No recuerdo la última vez que fui esqueleto, cuchara, escoba. No recuerdo el sentido del sinsentido. No recuerdo la última vez que permanecí atado al poste, anudado al collar. No recuerdo el fragor. No recuerdo a quién debo pedir agua. No recuerdo el trago de fuego, la hoguera.
Tengo esta tos, hablo ronco, repto, sufro a causa de una espalda derrumbada, vivo sometido a una insuficiencia respiratoria, sospecho que hay algo en mi esófago que no debería estar allí…
Tengo edad como para ser tu padre, nací al mismo tiempo que se deducía como inevitable la muerte del mundo agrícola. La palabra campesino todavía se podía pronunciar pero con vergonzoso tiento. Ahora es un insulto. Malditos.
Viví la preadolescencia en una aldea con quinqué, sin luz eléctrica, con agua de pozo, sin instalaciones sanitarias que hoy aplicamos para disimular la micción y la defecación con la blancura en teoría épica de la porcelana.

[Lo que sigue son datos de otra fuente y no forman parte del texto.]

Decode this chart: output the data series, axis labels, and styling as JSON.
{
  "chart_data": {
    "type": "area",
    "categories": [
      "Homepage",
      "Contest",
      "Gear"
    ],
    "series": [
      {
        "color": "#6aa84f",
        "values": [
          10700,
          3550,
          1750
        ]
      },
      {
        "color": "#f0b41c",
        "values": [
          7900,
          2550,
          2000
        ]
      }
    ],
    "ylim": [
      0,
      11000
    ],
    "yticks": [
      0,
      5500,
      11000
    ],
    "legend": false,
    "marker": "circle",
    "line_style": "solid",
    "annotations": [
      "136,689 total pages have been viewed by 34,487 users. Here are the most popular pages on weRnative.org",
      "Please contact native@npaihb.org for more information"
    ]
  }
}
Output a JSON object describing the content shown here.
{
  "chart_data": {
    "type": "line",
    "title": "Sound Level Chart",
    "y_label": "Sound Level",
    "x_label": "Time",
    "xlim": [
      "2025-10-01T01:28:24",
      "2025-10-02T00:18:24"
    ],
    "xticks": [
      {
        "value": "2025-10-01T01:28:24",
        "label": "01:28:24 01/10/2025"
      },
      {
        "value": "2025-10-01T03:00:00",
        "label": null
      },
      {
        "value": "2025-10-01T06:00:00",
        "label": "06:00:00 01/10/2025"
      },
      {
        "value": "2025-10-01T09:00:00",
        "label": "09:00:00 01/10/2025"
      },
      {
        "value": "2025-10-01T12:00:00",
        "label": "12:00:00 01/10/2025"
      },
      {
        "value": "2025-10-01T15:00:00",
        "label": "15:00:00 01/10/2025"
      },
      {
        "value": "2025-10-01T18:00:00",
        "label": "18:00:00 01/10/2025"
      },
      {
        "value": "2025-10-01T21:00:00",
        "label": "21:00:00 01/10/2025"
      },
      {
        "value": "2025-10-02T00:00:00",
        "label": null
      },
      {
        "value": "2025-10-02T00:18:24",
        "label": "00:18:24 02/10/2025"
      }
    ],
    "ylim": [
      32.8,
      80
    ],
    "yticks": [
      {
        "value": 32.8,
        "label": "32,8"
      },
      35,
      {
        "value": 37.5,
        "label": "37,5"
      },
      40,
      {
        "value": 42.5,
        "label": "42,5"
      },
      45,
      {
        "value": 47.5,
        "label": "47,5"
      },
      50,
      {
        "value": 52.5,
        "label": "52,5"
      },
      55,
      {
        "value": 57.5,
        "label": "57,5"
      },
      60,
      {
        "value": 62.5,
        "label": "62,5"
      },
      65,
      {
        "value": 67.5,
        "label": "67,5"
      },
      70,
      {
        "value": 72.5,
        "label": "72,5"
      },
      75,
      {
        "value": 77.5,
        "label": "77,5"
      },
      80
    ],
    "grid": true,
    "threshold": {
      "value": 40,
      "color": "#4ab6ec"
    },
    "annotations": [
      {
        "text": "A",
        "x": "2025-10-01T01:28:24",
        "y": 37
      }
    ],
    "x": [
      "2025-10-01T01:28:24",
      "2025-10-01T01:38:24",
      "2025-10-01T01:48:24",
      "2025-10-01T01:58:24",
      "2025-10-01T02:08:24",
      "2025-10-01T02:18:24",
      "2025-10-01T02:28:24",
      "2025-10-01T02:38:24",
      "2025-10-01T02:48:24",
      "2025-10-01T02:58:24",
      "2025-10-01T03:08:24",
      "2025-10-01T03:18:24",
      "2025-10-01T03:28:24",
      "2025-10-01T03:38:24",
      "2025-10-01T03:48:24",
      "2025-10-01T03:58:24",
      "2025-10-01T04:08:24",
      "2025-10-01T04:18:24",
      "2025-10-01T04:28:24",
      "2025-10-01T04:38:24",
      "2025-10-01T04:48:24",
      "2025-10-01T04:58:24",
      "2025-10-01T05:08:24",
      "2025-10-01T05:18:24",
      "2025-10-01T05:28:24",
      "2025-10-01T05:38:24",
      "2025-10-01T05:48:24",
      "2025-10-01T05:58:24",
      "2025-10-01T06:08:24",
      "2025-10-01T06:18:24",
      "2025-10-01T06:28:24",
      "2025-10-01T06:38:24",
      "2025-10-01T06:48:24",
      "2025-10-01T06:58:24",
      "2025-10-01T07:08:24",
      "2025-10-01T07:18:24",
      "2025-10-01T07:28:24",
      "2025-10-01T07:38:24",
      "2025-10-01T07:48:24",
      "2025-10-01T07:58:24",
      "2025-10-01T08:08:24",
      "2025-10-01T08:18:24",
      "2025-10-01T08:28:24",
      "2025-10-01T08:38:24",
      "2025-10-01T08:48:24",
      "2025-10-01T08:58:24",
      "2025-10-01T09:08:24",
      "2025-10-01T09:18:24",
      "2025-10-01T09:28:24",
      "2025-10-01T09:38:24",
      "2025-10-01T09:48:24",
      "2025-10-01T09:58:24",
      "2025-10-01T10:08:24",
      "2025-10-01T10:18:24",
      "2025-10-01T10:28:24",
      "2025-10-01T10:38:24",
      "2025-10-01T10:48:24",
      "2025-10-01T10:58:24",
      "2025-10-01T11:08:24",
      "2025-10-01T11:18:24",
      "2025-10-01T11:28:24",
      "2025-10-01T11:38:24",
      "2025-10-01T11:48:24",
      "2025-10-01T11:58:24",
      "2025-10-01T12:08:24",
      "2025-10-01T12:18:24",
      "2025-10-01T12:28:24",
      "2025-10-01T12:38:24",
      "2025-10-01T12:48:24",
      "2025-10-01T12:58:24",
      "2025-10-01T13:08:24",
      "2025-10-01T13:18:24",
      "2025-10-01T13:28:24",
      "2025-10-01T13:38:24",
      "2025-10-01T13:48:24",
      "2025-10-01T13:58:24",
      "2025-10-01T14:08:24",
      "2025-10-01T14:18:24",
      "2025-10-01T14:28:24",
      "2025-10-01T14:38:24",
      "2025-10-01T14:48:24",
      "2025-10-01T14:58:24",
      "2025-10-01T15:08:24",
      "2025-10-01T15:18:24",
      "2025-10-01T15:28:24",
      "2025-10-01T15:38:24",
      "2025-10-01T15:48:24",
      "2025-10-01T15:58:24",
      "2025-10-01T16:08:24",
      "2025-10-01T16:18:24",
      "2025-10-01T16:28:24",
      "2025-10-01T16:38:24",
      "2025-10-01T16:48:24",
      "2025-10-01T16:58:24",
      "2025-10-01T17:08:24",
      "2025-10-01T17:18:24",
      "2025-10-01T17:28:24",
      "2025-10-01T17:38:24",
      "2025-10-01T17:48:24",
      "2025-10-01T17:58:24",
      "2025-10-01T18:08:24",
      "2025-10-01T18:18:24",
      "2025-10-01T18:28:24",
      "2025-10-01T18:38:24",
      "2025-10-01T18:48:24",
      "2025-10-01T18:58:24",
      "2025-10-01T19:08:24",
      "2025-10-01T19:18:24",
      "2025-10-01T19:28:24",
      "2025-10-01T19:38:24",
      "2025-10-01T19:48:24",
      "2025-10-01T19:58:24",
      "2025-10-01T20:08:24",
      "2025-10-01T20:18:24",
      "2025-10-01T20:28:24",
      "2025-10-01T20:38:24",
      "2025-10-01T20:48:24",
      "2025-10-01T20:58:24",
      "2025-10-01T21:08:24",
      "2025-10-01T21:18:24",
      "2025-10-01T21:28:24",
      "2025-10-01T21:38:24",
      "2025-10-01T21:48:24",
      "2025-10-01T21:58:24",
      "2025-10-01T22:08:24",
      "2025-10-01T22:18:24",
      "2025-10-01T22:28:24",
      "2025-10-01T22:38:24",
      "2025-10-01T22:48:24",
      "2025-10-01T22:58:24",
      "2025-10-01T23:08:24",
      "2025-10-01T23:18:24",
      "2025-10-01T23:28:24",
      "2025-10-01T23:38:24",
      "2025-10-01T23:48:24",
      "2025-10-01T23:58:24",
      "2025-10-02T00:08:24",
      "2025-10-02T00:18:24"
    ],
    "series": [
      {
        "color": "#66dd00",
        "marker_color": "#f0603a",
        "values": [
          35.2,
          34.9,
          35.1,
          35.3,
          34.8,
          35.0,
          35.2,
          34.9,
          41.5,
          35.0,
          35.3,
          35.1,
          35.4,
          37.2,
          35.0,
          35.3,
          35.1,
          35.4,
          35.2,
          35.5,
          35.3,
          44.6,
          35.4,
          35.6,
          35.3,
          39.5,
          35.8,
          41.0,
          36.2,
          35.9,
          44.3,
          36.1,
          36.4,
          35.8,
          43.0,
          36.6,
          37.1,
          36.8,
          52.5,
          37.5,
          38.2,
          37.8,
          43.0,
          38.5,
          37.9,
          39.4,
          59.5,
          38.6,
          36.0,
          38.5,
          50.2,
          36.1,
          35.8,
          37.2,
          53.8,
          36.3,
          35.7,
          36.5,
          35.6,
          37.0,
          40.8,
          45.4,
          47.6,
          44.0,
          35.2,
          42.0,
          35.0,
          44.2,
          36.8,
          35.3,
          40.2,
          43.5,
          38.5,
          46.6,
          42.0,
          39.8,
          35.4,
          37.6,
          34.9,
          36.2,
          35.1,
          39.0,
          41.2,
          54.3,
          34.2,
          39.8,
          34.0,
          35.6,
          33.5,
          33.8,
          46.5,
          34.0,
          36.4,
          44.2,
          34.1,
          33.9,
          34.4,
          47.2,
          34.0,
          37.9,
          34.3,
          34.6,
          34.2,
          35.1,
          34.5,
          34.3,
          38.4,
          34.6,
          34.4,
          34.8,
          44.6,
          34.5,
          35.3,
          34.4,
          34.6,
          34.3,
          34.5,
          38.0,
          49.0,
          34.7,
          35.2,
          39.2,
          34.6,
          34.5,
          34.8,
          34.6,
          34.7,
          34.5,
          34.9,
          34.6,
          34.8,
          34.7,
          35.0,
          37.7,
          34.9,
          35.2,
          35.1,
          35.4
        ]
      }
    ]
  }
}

En torno a la casa, rodeada de emparrados para las vides trepadoras, había un hórreo donde se mantenían a salvo los cereales, un gallinero, un ‘caseto’ para la matanza de los terneros, un gran establo para vacas y cerdos, un pajar que almacenaba hierba seca durante los inviernos y los asombrosos y muy viejos aperos de labranza, instrumental que parecía de otro mundo.
Las guadañas tenían tres generaciones de edad y los afilados incesantes habían reducido las hojas a grosores mínimos pero letales: ninguna víbora escondida en el prado sobrevivía a un solo golpe de muñeca.
En el estrépito de la espesura, siempre, algún canto de alimaña está repitiendo nuestro nombre en forma de plegaria. Para eso queremos las guadañas.